Der Prozeß der Metastasierung (sog. „Invasion-Metastasis-Cascade“, IMC) besteht aus mehreren Schritten oder Stadien ausgehend vom Primärtumor: Lokale Invasion, Gefäßeinwanderung, Transit (= Transport durch die Blutgefäße), Gefäßaustritt, Mikrometastasierung und Kolonisierung [1]:
Die cytologischen Mechanismen zur Entstehung der Fähigkeit eines Tumors zu Invasion und Metastasierung waren jedoch noch im Jahr 2000 weitgehend unbekannt. Man wußte nur, daß Primärtumoren, die in Deckgeweben (Epithelien) entstanden waren, sogenannte Karzinome, mit fortschreitender Entwicklung ihre Form und ihr Bindungsverhalten zu benachbarten Zellen und der extrazellulären Matrix (EM) veränderten. Häufig traten diese Veränderungen zusammen mit dem Verlust (z.B. durch Mutation) des Gens (bzw. dessen Genprodukts) E-Cadherin auf. Dieses Protein spielt eine Schlüsselrolle bei der Verbindung von Zellen untereinander und damit der Fixierung von Zellen in ihren Geweben, so daß E-Cadherin und andere ähnliche wirkende Adhäsionsproteine als Hemmfaktoren für die Metastasierung fungieren. Im Gegenzug sind andere Moleküle, z.B. N-Cadherin, die ebenfalls Zell-Zell-Verbindungen nur genau anders herum beeinflussen, die also die Zellmigration, z.B. während der Embryonalentwicklung oder bei Entzündungsprozessen, begünstigen, regelmäßig in metastasierenden Tumorzellen überaktiviert.
Seitdem hat die Forschung große Fortschritte gemacht und dank neuer Methoden und der Entdeckung und Beschreibung zahlreicher regulatorischer Gene gilt inzwischen als gesichert, daß ein bestimmtes regulatorisches Entwicklungsprogramm, die sogenannte „epithelial-mesenchymale Transition“ (EMT) eine zentrale Rolle bei der Entstehung der Metastasierungsfähgkeit von Epithelzellen spielt. EMT bezeichnet einen Prozeß, bei dem Epithelzellen in einen mesenchymalen Zustand umgewandelt werden, über dessen Eigenschaften und zeitliche Stabilität erst wenig bekannt ist. Durch EMT entwickeln Zellen die Fähigkeit zur Invasion, zur Resistenz gegen Apoptose und zur Migration. Indem Tumorzellen dieses Programm „mißbrauchen“, können sie einige der Eigenschaften, die Invasion und Metastasierung ermöglichen, erlangen. Dazu bedienen sie sich der Dysregulation und Überexpression verschiedener Transkriptionssfaktoren, wie “Snail”, “Slug”, “Twist” und “Zeb 1/2”, welche die EMT während der Embryonalentwicklung orchestrieren. In einigen Krebsmodellen (d.h. unter kontrollierten Bedingungen in einem gut erforschten Versuchstier, z.B. Ratten, ausgelöste Tumore) konnte die Dysregulation solcher Transkriptionsfaktoren als direkte Ursache für Invasion und Metastasierung gezeigt werden.

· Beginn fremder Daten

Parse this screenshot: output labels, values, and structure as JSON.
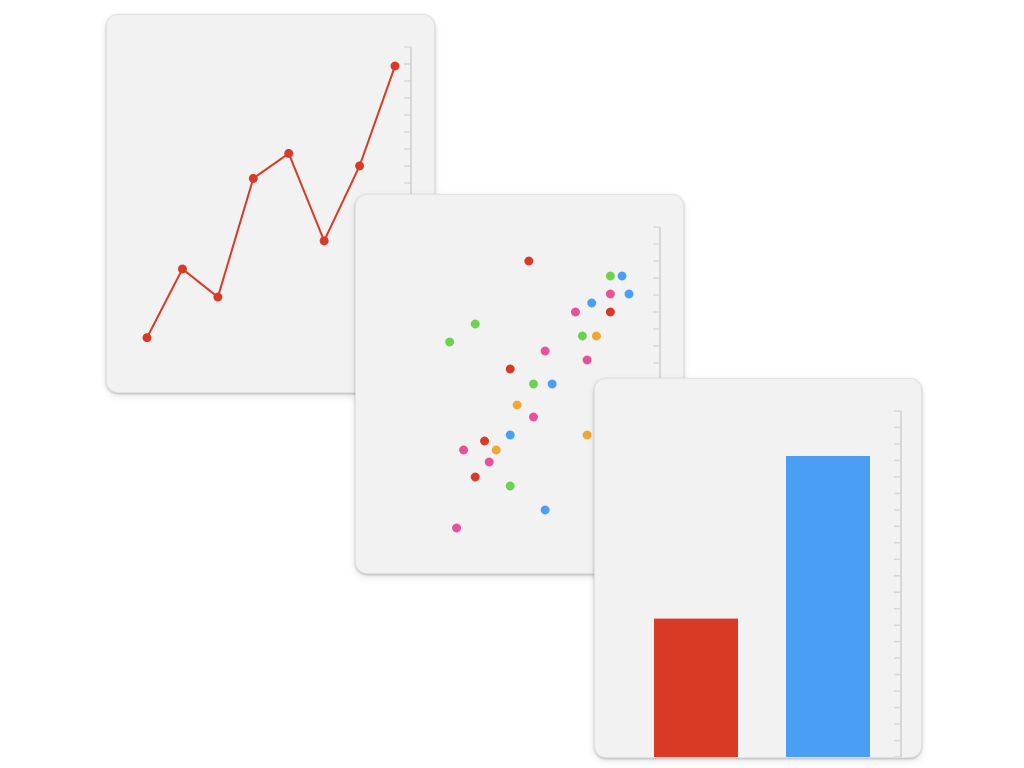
{
  "chart_data": [
    {
      "type": "line",
      "x": [
        1,
        2,
        3,
        4,
        5,
        6,
        7,
        8
      ],
      "series": [
        {
          "values": [
            3,
            25,
            16,
            54,
            62,
            34,
            58,
            90
          ],
          "color": "#d93a26"
        }
      ],
      "ylim": [
        0,
        100
      ],
      "axis_side": "right",
      "grid": false
    },
    {
      "type": "scatter",
      "xlim": [
        0,
        100
      ],
      "ylim": [
        0,
        100
      ],
      "axis_side": "right",
      "grid": false,
      "points": [
        {
          "x": 51,
          "y": 92,
          "color": "#d93a26"
        },
        {
          "x": 86,
          "y": 87,
          "color": "#6dd24f"
        },
        {
          "x": 91,
          "y": 87,
          "color": "#4a9ff5"
        },
        {
          "x": 86,
          "y": 81,
          "color": "#e8509b"
        },
        {
          "x": 94,
          "y": 81,
          "color": "#4a9ff5"
        },
        {
          "x": 78,
          "y": 78,
          "color": "#4a9ff5"
        },
        {
          "x": 86,
          "y": 75,
          "color": "#d93a26"
        },
        {
          "x": 71,
          "y": 75,
          "color": "#e8509b"
        },
        {
          "x": 28,
          "y": 71,
          "color": "#6dd24f"
        },
        {
          "x": 17,
          "y": 65,
          "color": "#6dd24f"
        },
        {
          "x": 74,
          "y": 67,
          "color": "#6dd24f"
        },
        {
          "x": 80,
          "y": 67,
          "color": "#f2a634"
        },
        {
          "x": 58,
          "y": 62,
          "color": "#e8509b"
        },
        {
          "x": 76,
          "y": 59,
          "color": "#e8509b"
        },
        {
          "x": 43,
          "y": 56,
          "color": "#d93a26"
        },
        {
          "x": 53,
          "y": 51,
          "color": "#6dd24f"
        },
        {
          "x": 61,
          "y": 51,
          "color": "#4a9ff5"
        },
        {
          "x": 46,
          "y": 44,
          "color": "#f2a634"
        },
        {
          "x": 53,
          "y": 40,
          "color": "#e8509b"
        },
        {
          "x": 76,
          "y": 34,
          "color": "#f2a634"
        },
        {
          "x": 43,
          "y": 34,
          "color": "#4a9ff5"
        },
        {
          "x": 32,
          "y": 32,
          "color": "#d93a26"
        },
        {
          "x": 23,
          "y": 29,
          "color": "#e8509b"
        },
        {
          "x": 37,
          "y": 29,
          "color": "#f2a634"
        },
        {
          "x": 34,
          "y": 25,
          "color": "#e8509b"
        },
        {
          "x": 28,
          "y": 20,
          "color": "#d93a26"
        },
        {
          "x": 43,
          "y": 17,
          "color": "#6dd24f"
        },
        {
          "x": 58,
          "y": 9,
          "color": "#4a9ff5"
        },
        {
          "x": 20,
          "y": 3,
          "color": "#e8509b"
        }
      ]
    },
    {
      "type": "bar",
      "values": [
        40,
        87
      ],
      "colors": [
        "#d93a26",
        "#4a9ff5"
      ],
      "ylim": [
        0,
        100
      ],
      "axis_side": "right",
      "grid": false
    }
  ]
}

Diese Moleküle bewirken in den Zellen, in denen sie exprimiert werden, auch den Verlust von Verbindungen zu anderen Zellen, die Veränderung von ihrer epithelzelltypischen zu einer fibroblastären Form, die Erhöhung ihrer Resistenz gegen Apoptose und ihrer Beweglichkeit: alles Eigenschaften, die bedeutsam für Invasion und Metastasierung sind. Hinzu kommt, daß einige dieser Transkriptionsfaktoren die Expression von E-Cadherin unterdrücken, was, wie erwähnt, der Entstehung von Invasion und Metastasierung Vorschub leistet.